Habíamos empezado perdiendo. Moreno no estaba fino con el balón; Juancho no tenía puntería; Arturo estaba manisuelto. Nuestro eterno rival, el equipo de la otra cuadra, era todo lo contrario: movía el balón con presteza y finura; se entretenían, se divertían. Sabíamos que no había lugar a la derrota, más que el litro de gaseosa que habíamos apostado, lo importante era salir victoriosos, luego nos deleitaríamos con los repasos de las mejores jugadas del juego –y las más desafortunadas, claro: “Moreno se come hasta un moco ajeno”– bajo la frondosa sombra de un robusto árbol. Jugábamos todos los sábados, a eso de las diez de la mañana. Generalmente se presentaban contrariedades: no había balón, la cancha estaba ocupada, los manes que fumaban en la noche se habían levantado muy temprano; y sin embargo siempre terminábamos ahí: en cualquier improvisado escenario, haciendo de las camisetas arcos de juego, intentando hacer de una bolsa rellena de papeles el balón con el que se marcarían los goles.
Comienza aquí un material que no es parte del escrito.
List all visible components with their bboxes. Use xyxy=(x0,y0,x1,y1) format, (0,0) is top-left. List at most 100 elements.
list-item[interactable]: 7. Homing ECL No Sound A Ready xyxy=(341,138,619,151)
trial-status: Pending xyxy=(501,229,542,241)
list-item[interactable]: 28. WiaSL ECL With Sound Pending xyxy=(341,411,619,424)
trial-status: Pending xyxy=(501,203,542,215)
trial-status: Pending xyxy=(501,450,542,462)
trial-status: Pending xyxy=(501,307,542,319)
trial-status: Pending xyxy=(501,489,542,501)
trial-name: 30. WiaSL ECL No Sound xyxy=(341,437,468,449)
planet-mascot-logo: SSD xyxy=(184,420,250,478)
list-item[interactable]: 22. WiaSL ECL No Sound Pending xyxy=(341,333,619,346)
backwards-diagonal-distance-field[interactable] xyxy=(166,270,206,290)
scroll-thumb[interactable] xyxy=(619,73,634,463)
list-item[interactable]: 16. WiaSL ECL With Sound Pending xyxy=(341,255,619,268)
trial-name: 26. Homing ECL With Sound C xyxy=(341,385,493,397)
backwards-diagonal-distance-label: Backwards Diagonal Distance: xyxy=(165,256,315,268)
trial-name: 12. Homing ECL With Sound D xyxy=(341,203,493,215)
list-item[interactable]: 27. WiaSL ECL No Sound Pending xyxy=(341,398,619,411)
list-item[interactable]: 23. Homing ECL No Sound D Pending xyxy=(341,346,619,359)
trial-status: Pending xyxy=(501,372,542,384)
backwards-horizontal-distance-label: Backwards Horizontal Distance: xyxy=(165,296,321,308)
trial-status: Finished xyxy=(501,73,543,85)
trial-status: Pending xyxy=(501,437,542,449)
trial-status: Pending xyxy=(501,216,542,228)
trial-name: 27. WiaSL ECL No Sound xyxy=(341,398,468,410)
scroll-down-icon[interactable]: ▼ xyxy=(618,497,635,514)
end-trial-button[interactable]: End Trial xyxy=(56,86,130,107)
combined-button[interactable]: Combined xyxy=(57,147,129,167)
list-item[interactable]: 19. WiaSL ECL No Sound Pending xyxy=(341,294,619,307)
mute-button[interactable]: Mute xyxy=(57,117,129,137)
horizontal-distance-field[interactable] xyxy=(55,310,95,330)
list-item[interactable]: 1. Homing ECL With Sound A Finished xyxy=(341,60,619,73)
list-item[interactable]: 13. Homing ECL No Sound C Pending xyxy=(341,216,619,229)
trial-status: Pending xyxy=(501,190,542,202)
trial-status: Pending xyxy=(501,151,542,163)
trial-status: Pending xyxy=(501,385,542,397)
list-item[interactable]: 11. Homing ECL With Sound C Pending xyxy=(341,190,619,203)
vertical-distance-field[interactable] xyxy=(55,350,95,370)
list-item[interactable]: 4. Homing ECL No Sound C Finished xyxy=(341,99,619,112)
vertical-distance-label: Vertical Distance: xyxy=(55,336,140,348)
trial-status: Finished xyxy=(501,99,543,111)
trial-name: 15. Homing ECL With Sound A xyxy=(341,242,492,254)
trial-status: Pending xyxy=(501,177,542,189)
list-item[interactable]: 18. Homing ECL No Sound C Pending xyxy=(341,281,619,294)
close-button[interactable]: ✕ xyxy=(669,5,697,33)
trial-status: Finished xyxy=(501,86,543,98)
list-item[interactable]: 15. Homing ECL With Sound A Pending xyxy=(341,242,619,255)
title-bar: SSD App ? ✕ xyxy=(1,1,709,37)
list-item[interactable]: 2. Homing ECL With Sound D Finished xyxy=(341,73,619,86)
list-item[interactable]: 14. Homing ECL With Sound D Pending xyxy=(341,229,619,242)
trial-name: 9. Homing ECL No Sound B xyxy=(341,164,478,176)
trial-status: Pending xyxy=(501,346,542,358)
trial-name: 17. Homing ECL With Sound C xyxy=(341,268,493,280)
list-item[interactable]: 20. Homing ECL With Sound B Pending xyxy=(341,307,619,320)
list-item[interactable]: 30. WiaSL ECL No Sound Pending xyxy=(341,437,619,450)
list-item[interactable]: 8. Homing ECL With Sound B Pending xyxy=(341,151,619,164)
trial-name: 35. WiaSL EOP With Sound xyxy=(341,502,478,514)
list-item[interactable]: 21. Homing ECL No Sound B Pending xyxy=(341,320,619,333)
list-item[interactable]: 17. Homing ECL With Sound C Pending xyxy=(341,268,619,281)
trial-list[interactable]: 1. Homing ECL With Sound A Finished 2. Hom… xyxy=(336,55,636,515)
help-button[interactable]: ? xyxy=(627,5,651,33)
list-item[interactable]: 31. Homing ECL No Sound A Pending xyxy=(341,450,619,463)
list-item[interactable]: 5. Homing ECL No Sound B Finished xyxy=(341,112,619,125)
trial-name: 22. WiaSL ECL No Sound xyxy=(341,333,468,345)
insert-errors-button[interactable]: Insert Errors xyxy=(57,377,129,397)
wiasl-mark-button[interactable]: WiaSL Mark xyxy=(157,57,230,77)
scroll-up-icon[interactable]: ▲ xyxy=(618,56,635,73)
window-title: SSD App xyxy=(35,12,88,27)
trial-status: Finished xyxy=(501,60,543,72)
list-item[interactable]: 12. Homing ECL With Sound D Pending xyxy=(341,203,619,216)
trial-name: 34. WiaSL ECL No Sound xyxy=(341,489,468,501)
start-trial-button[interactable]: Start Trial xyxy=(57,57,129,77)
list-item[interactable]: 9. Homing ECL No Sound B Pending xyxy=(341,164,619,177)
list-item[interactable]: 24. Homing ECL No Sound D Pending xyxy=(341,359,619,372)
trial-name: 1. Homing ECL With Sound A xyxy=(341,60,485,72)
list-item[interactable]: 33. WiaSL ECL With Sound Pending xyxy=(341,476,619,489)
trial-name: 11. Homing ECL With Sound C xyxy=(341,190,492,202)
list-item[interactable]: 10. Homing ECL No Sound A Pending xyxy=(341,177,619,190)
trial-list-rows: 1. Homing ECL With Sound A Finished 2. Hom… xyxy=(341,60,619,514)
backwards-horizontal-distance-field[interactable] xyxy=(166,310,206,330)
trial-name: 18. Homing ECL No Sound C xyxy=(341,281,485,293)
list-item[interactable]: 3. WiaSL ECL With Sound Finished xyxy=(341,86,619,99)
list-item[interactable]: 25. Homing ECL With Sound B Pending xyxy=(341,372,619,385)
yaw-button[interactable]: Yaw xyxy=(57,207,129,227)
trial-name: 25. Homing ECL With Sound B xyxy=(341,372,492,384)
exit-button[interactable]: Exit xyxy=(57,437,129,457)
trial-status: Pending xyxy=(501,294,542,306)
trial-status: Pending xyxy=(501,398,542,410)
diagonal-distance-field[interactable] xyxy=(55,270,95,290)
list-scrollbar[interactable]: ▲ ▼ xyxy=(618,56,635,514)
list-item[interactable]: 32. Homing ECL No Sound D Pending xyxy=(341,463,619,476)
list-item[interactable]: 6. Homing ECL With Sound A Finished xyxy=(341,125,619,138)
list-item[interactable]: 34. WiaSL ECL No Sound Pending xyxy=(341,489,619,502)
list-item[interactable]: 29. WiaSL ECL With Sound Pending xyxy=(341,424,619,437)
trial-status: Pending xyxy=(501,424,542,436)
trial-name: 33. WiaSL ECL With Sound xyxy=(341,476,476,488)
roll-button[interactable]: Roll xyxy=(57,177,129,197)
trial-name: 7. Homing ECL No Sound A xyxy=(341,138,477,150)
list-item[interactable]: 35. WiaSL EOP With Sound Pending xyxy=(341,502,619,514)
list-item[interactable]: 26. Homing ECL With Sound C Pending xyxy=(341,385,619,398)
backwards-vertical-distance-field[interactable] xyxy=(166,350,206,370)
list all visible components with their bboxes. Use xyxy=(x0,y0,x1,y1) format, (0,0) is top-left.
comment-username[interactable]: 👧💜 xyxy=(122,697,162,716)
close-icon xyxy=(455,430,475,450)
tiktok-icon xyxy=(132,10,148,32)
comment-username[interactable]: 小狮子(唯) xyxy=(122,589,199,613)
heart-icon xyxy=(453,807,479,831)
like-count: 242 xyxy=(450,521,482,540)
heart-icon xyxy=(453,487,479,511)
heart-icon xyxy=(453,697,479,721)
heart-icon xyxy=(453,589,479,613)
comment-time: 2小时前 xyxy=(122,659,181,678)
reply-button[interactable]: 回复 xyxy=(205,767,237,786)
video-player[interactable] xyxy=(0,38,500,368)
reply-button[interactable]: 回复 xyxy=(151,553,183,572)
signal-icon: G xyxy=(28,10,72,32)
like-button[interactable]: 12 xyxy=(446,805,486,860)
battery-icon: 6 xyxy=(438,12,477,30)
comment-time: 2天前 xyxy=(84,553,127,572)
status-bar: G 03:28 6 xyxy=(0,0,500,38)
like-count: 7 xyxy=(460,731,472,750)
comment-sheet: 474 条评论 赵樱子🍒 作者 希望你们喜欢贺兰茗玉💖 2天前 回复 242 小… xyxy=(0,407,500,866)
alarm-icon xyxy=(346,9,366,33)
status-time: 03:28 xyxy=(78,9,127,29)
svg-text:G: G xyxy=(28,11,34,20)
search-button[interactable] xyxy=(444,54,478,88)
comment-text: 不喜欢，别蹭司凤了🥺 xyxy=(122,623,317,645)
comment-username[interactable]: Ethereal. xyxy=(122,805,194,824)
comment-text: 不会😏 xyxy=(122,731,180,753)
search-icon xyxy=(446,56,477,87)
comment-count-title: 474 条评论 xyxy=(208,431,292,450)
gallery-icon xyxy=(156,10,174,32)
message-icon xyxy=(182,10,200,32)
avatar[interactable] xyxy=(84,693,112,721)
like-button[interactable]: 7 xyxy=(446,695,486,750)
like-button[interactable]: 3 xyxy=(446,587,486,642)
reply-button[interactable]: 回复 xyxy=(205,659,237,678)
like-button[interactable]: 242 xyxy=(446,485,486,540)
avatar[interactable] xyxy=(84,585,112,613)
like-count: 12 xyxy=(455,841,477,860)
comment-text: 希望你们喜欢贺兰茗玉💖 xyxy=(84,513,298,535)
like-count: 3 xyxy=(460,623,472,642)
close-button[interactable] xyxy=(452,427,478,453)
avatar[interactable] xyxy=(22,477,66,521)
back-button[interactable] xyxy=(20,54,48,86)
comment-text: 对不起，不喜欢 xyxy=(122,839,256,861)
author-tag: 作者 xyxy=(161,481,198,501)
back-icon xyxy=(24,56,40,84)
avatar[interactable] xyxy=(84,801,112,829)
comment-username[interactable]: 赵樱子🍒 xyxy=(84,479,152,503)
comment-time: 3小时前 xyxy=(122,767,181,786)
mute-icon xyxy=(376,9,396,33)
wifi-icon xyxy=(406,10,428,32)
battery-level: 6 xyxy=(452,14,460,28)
Goles que, por buenos o malos que fueran, nunca veríamos en una pantalla, pero que –sin saberlo– ocuparían un importante lugar en la memoria: como ese de tijera que desde la mitad de la cancha hizo El enano, o ese arco solo y esa cabeza cuadrada de Wilson. Ay Wilson…
Eso era para nosotros el fútbol. Esa competición en la que se dejaba todo. Esas ganas de abrazar al otro, esas ganas de golpearlo. Esa pasión que le restaba importancia a la inclemencia del sol, a la fuerza de la lluvia, que nos hacía olvidar del resfrío y de la tarea de Química. Eso que forjaba nuestra amistad o que, en un acto de comprensible estulticia, la descomponía. Eso que hoy ya no es lo mismo.
Desencantarse del fútbol (?) a pesar de que gran parte de la infancia está rodeada de recuerdos en una cancha de juego tiene varias razones: para empezar, la forma en que con este deporte se ha infundado en la gente una suerte de fatuo patriotismo. Los medios que promueven esta competencia propagan una serie de fervor nacional sinuoso, pues detrás de esto hay intereses económicos (como las empresas que pautan en sus transmisiones); es verdad que una selección representa un país, pero es mendaz hacer creer que es más ciudadano quien hace de cada partido una parranda, o quien se vale de cualquier ardid con fin de asistir a un escenario deportivo o, incluso, conseguir una camiseta de fútbol. Eso hace parte de una estrategia de mercado que, la verdad sea dicha, no todos advierten. Todos tenemos derecho a elegir las pasiones, es indudable, pero entonces conviene recordar que es bajo estas estrategias de marketing que se hace del fútbol una herramienta mediante la cual se resta importancia a temas axiales –como los casos de corrupción que hoy despiertan el exacerbamiento de algunos chilenos–. Estrategia con la que se legitiman aciagas épocas como las que pasaron en la Italia de Mussolini y en la Argentina de Videla. Y ahora sabemos lo que pasó en Sudáfrica, y lo que podría pasar en Rusia y Qatar.
La desnaturalización del fútbol llegó cuando el “Fondo Monetario Internacional” de este deporte, la Fifa, se dedicó a desproporcionarse con las formas de hacer dinero. Es una percepción hipócrita, lo sé, pero cada que me da por ver un partido de esos que tanto dinero mueve, verbigracia esos de la Champions, me acuerdo del despilfarro que hay detrás. Y los termino abandonando.
Pero luego, ay luego, me acuerdo de ese partido que a pesar de haber empezado perdiendo empatamos y ganamos, me pongo a repasar la victoria del Deportivo Cali, me pongo a leer los magníficos cuentos de Soriano y Sacheri.
Qué le puedo hacer. La culpa no es del fútbol.